National Mission on Monuments and Antiquities

Agency overview
- Formed: 2007; 18 years ago
- Type: Scholarly communication
- Jurisdiction: India
- Status: Active
- Headquarters: GE Building, Red Fort, Delhi
- Agency executive: V. Vidyavathi, Director General; Addtl. Director General (vacant); Sanjay Kumar Manjul, Joint Director General; Madhulika Samanta, Director;
- Parent agency: Ministry of Culture
- Child agency: Archaeological Survey of India;
- Website: nmma.nic.in

= National Mission on Monuments and Antiquities =

Indian agency responsible for archaeological publication and preservation

The National Mission on Monuments and Antiquities (NMMA) is an Indian government agency responsible for maintaining the cultural heritage database under the Ministry of Culture of the Government of India. It was launched in 2007 aimed at studying, researching and preserving the cultural heritage of India. The main goal of the agency is to make information available online to the general public, explicitly for scholars and students interested or associated with the subject. Till 2016, it documented 3.15 lakhs of built heritage and sites and 1,400,740 antiquities collected from different published and unpublished secondary sources, originally investigated or studied by the researchers, educators, scholars and archaeologists.

Responsible to maintain two national registers such as national registers on antiquities and national register on Built Heritage & Sites (BH&S), it is referred to one of the important databases of the country in architectural and historical perspectives alongside the Archaeological Survey of India, a nodal agency of the NMMA. It collaborates contractually with the state governments to collect reference works for managing its database more efficiently as amended by the union government.

== Overview ==
The agency on its web portal publishes cultural heritage related information taken from secondary source such as district departments, the Imperial Gazetteer, academic journals and published library catalogs that originally belongs to the state administration and university's archaeology departments. It also takes unpublished university thesis and survey reports referenced by the researchers, scholars, educators and contemporary concerned officers.

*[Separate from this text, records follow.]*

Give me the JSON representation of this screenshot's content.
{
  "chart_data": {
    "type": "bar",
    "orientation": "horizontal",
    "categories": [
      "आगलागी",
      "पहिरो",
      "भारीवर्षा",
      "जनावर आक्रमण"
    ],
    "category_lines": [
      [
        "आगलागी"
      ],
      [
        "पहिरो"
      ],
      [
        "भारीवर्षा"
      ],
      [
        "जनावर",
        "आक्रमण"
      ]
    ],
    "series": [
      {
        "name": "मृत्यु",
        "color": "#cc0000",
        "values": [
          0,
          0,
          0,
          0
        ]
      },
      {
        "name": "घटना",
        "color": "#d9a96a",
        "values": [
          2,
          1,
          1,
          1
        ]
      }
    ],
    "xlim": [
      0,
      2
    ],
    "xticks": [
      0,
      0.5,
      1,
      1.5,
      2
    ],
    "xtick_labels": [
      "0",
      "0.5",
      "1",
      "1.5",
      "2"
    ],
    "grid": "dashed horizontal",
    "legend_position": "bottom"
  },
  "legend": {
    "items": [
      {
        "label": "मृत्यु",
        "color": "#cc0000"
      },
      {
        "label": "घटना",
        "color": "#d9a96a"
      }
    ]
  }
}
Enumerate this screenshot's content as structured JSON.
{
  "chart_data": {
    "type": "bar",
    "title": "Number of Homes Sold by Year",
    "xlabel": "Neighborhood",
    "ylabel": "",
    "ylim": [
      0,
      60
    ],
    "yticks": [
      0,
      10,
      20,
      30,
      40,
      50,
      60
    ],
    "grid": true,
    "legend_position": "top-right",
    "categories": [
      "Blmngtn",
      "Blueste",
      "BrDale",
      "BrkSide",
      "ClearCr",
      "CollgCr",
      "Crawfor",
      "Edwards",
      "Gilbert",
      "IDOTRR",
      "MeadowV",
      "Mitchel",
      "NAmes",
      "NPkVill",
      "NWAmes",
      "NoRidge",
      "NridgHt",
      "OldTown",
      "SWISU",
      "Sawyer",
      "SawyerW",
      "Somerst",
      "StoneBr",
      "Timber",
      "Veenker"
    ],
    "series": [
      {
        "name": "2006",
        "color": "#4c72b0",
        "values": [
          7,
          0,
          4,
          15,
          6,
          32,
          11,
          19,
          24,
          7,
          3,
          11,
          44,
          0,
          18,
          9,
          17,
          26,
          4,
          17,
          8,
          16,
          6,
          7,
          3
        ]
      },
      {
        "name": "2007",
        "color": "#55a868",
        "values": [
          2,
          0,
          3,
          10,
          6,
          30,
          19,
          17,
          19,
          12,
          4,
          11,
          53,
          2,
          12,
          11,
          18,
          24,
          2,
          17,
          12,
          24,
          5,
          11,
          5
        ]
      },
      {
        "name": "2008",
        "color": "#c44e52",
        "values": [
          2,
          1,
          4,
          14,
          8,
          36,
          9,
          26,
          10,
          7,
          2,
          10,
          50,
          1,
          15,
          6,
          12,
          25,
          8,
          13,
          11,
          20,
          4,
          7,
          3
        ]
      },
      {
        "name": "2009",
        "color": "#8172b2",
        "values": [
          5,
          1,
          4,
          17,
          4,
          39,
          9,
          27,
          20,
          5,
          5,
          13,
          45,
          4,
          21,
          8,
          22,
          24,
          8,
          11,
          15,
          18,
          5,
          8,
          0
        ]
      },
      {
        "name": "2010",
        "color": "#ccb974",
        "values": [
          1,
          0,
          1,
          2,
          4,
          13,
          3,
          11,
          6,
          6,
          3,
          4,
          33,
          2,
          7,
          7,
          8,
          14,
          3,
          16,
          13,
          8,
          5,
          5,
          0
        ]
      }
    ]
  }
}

It has documented about 61,132 antiquities in association with Documentation Resources Centre. The agency has added more 15,000 antiquities by 31 March 2016. It computerized remaining raw data from 2014 to 2015 which was collected from various sources such as Institute of Advanced Research, Indian National Trust for Art and Cultural Heritage and other associated agencies.

== Objectives ==
- Documenting and creating publicly accessible database about geographical feature such as built heritage and sites for dissemination of public information to planners, researchers, students and individuals interested in such information.
- Documenting information in a uniform format about all antiquities whether recorded or collected by the federal or state governments, private and public museums, libraries, and universities.
- Promoting awareness aims to sensitize people to the benefits of preserving antiquities and historic sites significantly associated with the historical records.
- Extending facility and providing accommodation to the affiliated state departments, local bodies, communities, NGOs, universities, and museums.
- Developing relations as part of one of its principles that involve Archaeological Survey of India, state and union territory agencies or academic departments and non-government organizations in building public relation for better data management.

== Monitoring committee ==
It is headed by the government of India, however its activities are monitored by the Archaeological Survey of India's administration. The Secretary to the Ministry of Culture, is appointed as the chairperson while ASI's director general acts as a vice-chairperson. ASI's additional director general serves as its members.